What really amuses me is how some astros on this blog are still coming out with patently weak arguments to try and demonstrate the absurd: that WP was a sensible option for Nokia. That Maemo was not a viable option, which, instead, it was.

MS has won. Nokia's ecosystem was annihilated, including Maemo/Meego. So, why bother? Why this attempt to rewrite history at all costs? Why this continuous and immediate reactions by MS astros or zealots?

One reason must be simply pr and marketing. MS has been trying (unsuccessfully) for ages now to free itself from the evil empire aura. But how can you succeed if you continue to go the route of unfair and hideous -if not plainly illegal- tactics, as was the case with Nokia? Let's not forget that pr and marketing are central to MS strategy. Just look at the Scroogled campaign.

Then there must be also legal grounds. If it becomes eccessively evident that Elop was a trojan, as hinted by reporters since the beginning, there could be repercussions. So better raise a curtain of disinformation, a load of seemingly plausible arguments to have handy if the case arises. All supported by the friendly (and very well paid :) press, to make it seem even more credible. But I don't think this is the main driver either, since regulators or the Judiciary are well asleep and very unlikely to take any initiative.

The last reason, probably the most relevant one, is that MS still is in emergency mode, trying to getting a foothold in the harsh mobile world, where their monopolist position they enjoy in the PC world does not exist. Lumia sales -despite the MS marketing spin- continue to be lackluster. So, any voice saying that WP is a (P)OS bothers.

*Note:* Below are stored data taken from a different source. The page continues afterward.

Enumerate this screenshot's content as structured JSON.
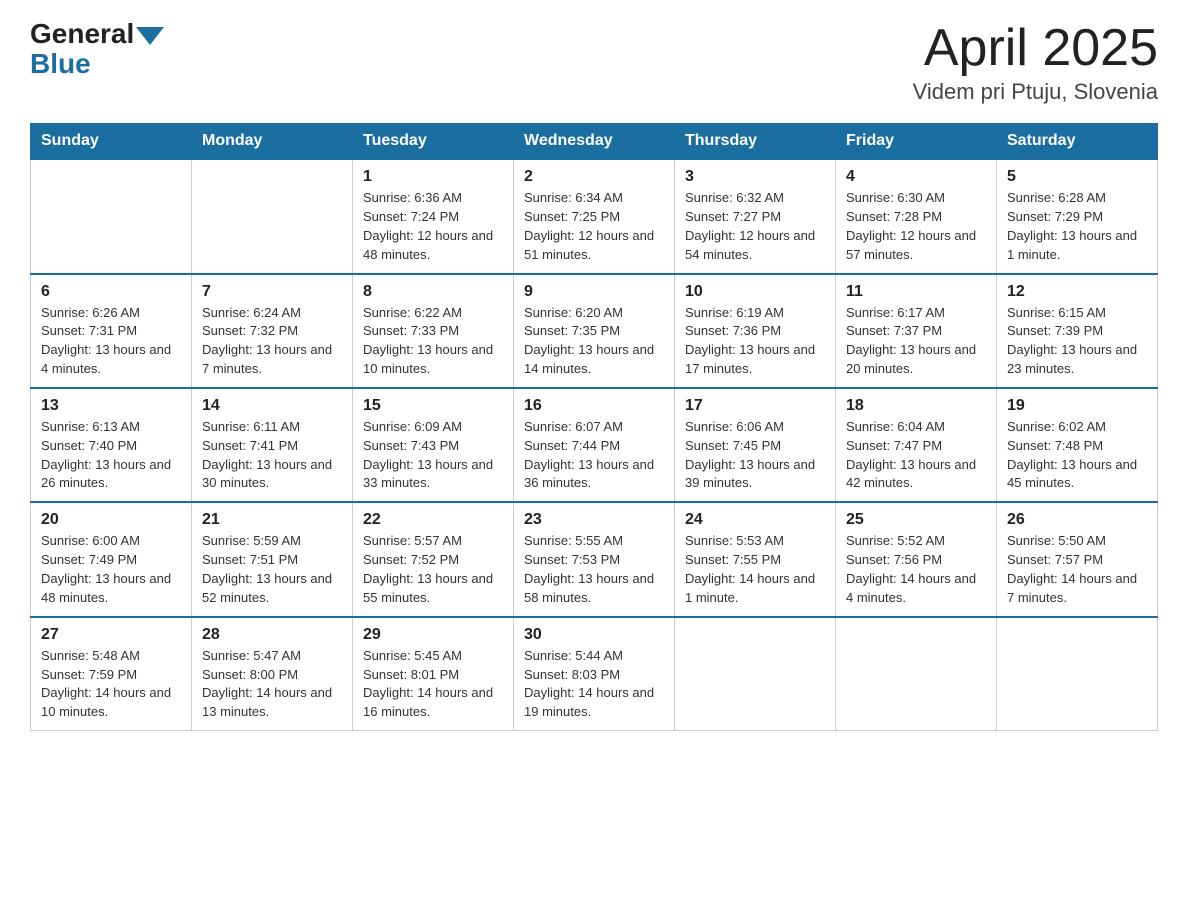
{
  "header": {
    "logo_general": "General",
    "logo_blue": "Blue",
    "month_year": "April 2025",
    "location": "Videm pri Ptuju, Slovenia"
  },
  "days_of_week": [
    "Sunday",
    "Monday",
    "Tuesday",
    "Wednesday",
    "Thursday",
    "Friday",
    "Saturday"
  ],
  "weeks": [
    [
      {
        "day": "",
        "info": ""
      },
      {
        "day": "",
        "info": ""
      },
      {
        "day": "1",
        "info": "Sunrise: 6:36 AM\nSunset: 7:24 PM\nDaylight: 12 hours\nand 48 minutes."
      },
      {
        "day": "2",
        "info": "Sunrise: 6:34 AM\nSunset: 7:25 PM\nDaylight: 12 hours\nand 51 minutes."
      },
      {
        "day": "3",
        "info": "Sunrise: 6:32 AM\nSunset: 7:27 PM\nDaylight: 12 hours\nand 54 minutes."
      },
      {
        "day": "4",
        "info": "Sunrise: 6:30 AM\nSunset: 7:28 PM\nDaylight: 12 hours\nand 57 minutes."
      },
      {
        "day": "5",
        "info": "Sunrise: 6:28 AM\nSunset: 7:29 PM\nDaylight: 13 hours\nand 1 minute."
      }
    ],
    [
      {
        "day": "6",
        "info": "Sunrise: 6:26 AM\nSunset: 7:31 PM\nDaylight: 13 hours\nand 4 minutes."
      },
      {
        "day": "7",
        "info": "Sunrise: 6:24 AM\nSunset: 7:32 PM\nDaylight: 13 hours\nand 7 minutes."
      },
      {
        "day": "8",
        "info": "Sunrise: 6:22 AM\nSunset: 7:33 PM\nDaylight: 13 hours\nand 10 minutes."
      },
      {
        "day": "9",
        "info": "Sunrise: 6:20 AM\nSunset: 7:35 PM\nDaylight: 13 hours\nand 14 minutes."
      },
      {
        "day": "10",
        "info": "Sunrise: 6:19 AM\nSunset: 7:36 PM\nDaylight: 13 hours\nand 17 minutes."
      },
      {
        "day": "11",
        "info": "Sunrise: 6:17 AM\nSunset: 7:37 PM\nDaylight: 13 hours\nand 20 minutes."
      },
      {
        "day": "12",
        "info": "Sunrise: 6:15 AM\nSunset: 7:39 PM\nDaylight: 13 hours\nand 23 minutes."
      }
    ],
    [
      {
        "day": "13",
        "info": "Sunrise: 6:13 AM\nSunset: 7:40 PM\nDaylight: 13 hours\nand 26 minutes."
      },
      {
        "day": "14",
        "info": "Sunrise: 6:11 AM\nSunset: 7:41 PM\nDaylight: 13 hours\nand 30 minutes."
      },
      {
        "day": "15",
        "info": "Sunrise: 6:09 AM\nSunset: 7:43 PM\nDaylight: 13 hours\nand 33 minutes."
      },
      {
        "day": "16",
        "info": "Sunrise: 6:07 AM\nSunset: 7:44 PM\nDaylight: 13 hours\nand 36 minutes."
      },
      {
        "day": "17",
        "info": "Sunrise: 6:06 AM\nSunset: 7:45 PM\nDaylight: 13 hours\nand 39 minutes."
      },
      {
        "day": "18",
        "info": "Sunrise: 6:04 AM\nSunset: 7:47 PM\nDaylight: 13 hours\nand 42 minutes."
      },
      {
        "day": "19",
        "info": "Sunrise: 6:02 AM\nSunset: 7:48 PM\nDaylight: 13 hours\nand 45 minutes."
      }
    ],
    [
      {
        "day": "20",
        "info": "Sunrise: 6:00 AM\nSunset: 7:49 PM\nDaylight: 13 hours\nand 48 minutes."
      },
      {
        "day": "21",
        "info": "Sunrise: 5:59 AM\nSunset: 7:51 PM\nDaylight: 13 hours\nand 52 minutes."
      },
      {
        "day": "22",
        "info": "Sunrise: 5:57 AM\nSunset: 7:52 PM\nDaylight: 13 hours\nand 55 minutes."
      },
      {
        "day": "23",
        "info": "Sunrise: 5:55 AM\nSunset: 7:53 PM\nDaylight: 13 hours\nand 58 minutes."
      },
      {
        "day": "24",
        "info": "Sunrise: 5:53 AM\nSunset: 7:55 PM\nDaylight: 14 hours\nand 1 minute."
      },
      {
        "day": "25",
        "info": "Sunrise: 5:52 AM\nSunset: 7:56 PM\nDaylight: 14 hours\nand 4 minutes."
      },
      {
        "day": "26",
        "info": "Sunrise: 5:50 AM\nSunset: 7:57 PM\nDaylight: 14 hours\nand 7 minutes."
      }
    ],
    [
      {
        "day": "27",
        "info": "Sunrise: 5:48 AM\nSunset: 7:59 PM\nDaylight: 14 hours\nand 10 minutes."
      },
      {
        "day": "28",
        "info": "Sunrise: 5:47 AM\nSunset: 8:00 PM\nDaylight: 14 hours\nand 13 minutes."
      },
      {
        "day": "29",
        "info": "Sunrise: 5:45 AM\nSunset: 8:01 PM\nDaylight: 14 hours\nand 16 minutes."
      },
      {
        "day": "30",
        "info": "Sunrise: 5:44 AM\nSunset: 8:03 PM\nDaylight: 14 hours\nand 19 minutes."
      },
      {
        "day": "",
        "info": ""
      },
      {
        "day": "",
        "info": ""
      },
      {
        "day": "",
        "info": ""
      }
    ]
  ]
}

Hence the massive astro deployment.

Meanwhile, those of us allergic to these 1984 orwellian tactics will continue to expose the weakness of their arguments. For the sake of truth. To guide the casual readers of this blog in the artificial darkness shed by these astros and bring them to the light.

R

@chithanh

"In the embedded Linux world, device drivers are often obtained from hardware vendors, not operating system vendors."

Yes, and the hardware vendors are asshats. Always binary driver this, firmware blob that. For example, the Raspberry Pi Foundation is offering a $10,000 reward for the development of a high-performance open-source graphics driver for their Broadcom CPU. Because Broadcom is run by jerks.

Actually, another part of Jolla's delay was probably developing libhybris enough so they could run a GNU/Linux system on Android device drivers.

"And MeeGo had a full phone stack and working user interface. Claiming that MeeGo is not open source is like claiming that OpenWrt is not open source because Fonera made their commercial FON with proprietary bits on top of it."

Yeah, full phone stack, running on what phone exactly? Also, I remember when Nokia dropped out of MeeGo, the first news was that the MeeGo project was adopting an open-source dialer program (or something essential like that). Because previously that was proprietary to Nokia.

OpenWRT is fully functional by itself. Some models of Fonera even have open-source device drivers. So, I can install OpenWRT on a Fon router with no loss of hardware functionality. The same can't be said about the N9 and MeeGo.